Macias pointed to consistency and guts as the keys to victory and thinks his girls can finish in the top 12-10 range at state. As for the boys, who finished sixth with 135 points, Macias believes the Dolphins are a year away from contending.
“First I heard we won by six points, then I heard we were tied 57-57 and then finally I heard the correct score,” Macias said. “I almost had a heart attack. Marissa was going to do her thing but everyone else had to break up the other teams’ runners and they did. The boys will be knocking on the door next season.”
Senior Menelik Dagnachew was 11th in a personal-best 15:49 at Pierce and junior Shane Brouwer was 22nd in 16:25. San Pedro’s Steve Correa won in 15:21.
“I had no idea what I was running until the last 100 meters and I saw the time,” said Dagnachew, who lowered his prelims time by a whopping 66 seconds and just missed the cut-off for a state berth.

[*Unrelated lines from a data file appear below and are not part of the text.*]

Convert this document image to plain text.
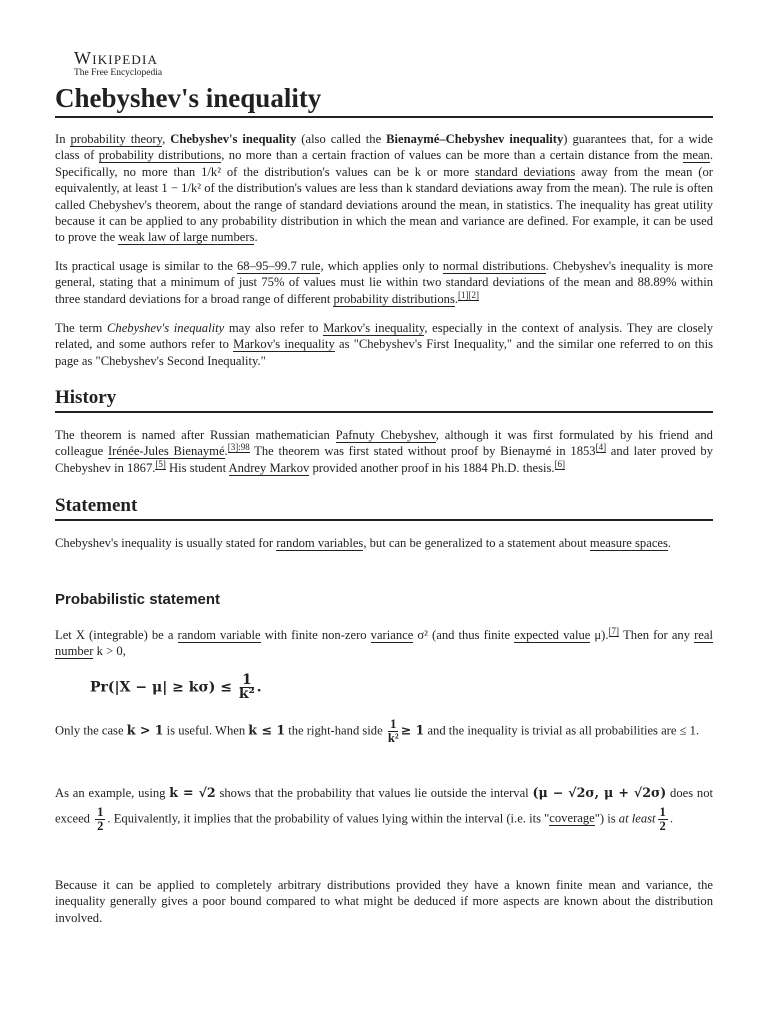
Wikipedia
The Free Encyclopedia
Chebyshev's inequality

In probability theory, Chebyshev's inequality (also called the Bienaymé–Chebyshev inequality) guarantees that, for a wide class of probability distributions, no more than a certain fraction of values can be more than a certain distance from the mean. Specifically, no more than 1/k² of the distribution's values can be k or more standard deviations away from the mean (or equivalently, at least 1 − 1/k² of the distribution's values are less than k standard deviations away from the mean). The rule is often called Chebyshev's theorem, about the range of standard deviations around the mean, in statistics. The inequality has great utility because it can be applied to any probability distribution in which the mean and variance are defined. For example, it can be used to prove the weak law of large numbers.

Its practical usage is similar to the 68–95–99.7 rule, which applies only to normal distributions. Chebyshev's inequality is more general, stating that a minimum of just 75% of values must lie within two standard deviations of the mean and 88.89% within three standard deviations for a broad range of different probability distributions.[1][2]

The term Chebyshev's inequality may also refer to Markov's inequality, especially in the context of analysis. They are closely related, and some authors refer to Markov's inequality as "Chebyshev's First Inequality," and the similar one referred to on this page as "Chebyshev's Second Inequality."

History

The theorem is named after Russian mathematician Pafnuty Chebyshev, although it was first formulated by his friend and colleague Irénée-Jules Bienaymé.$^{[3]:98}$ The theorem was first stated without proof by Bienaymé in 1853[4] and later proved by Chebyshev in 1867.[5] His student Andrey Markov provided another proof in his 1884 Ph.D. thesis.[6]

Statement

Chebyshev's inequality is usually stated for random variables, but can be generalized to a statement about measure spaces.

Probabilistic statement

Let X (integrable) be a random variable with finite non-zero variance σ² (and thus finite expected value μ).[7] Then for any real number k > 0,

$Pr(|X - \mu| \ge k\sigma) \le \frac{1}{\text{k²}}$ .

Only the case k > 1 is useful. When k ≤ 1 the right-hand side $\frac{1}{\text{k²}} \ge 1$ and the inequality is trivial as all probabilities are ≤ 1.

As an example, using k = √2 shows that the probability that values lie outside the interval (μ − √2σ, μ + √2σ) does not exceed $\frac{1}{2}$ . Equivalently, it implies that the probability of values lying within the interval (i.e. its "coverage") is at least $\frac{1}{2}$ .

Because it can be applied to completely arbitrary distributions provided they have a known finite mean and variance, the inequality generally gives a poor bound compared to what might be deduced if more aspects are known about the distribution involved.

Palisades freshman Jakob Pollack was runner-up in the frosh/soph boys race in 16:47; sophomore Danny Vasquez was third in the boys JV division; Maddie Frick was eighth in the girls JV race and Shannon Lee won the girls’ frosh/soph race — all signs that the program’s future is bright.
“I’m more happy about the team winning,” Williams said. “We got third my freshman year and second last year so it’s cool to win it and go 3-2-1.”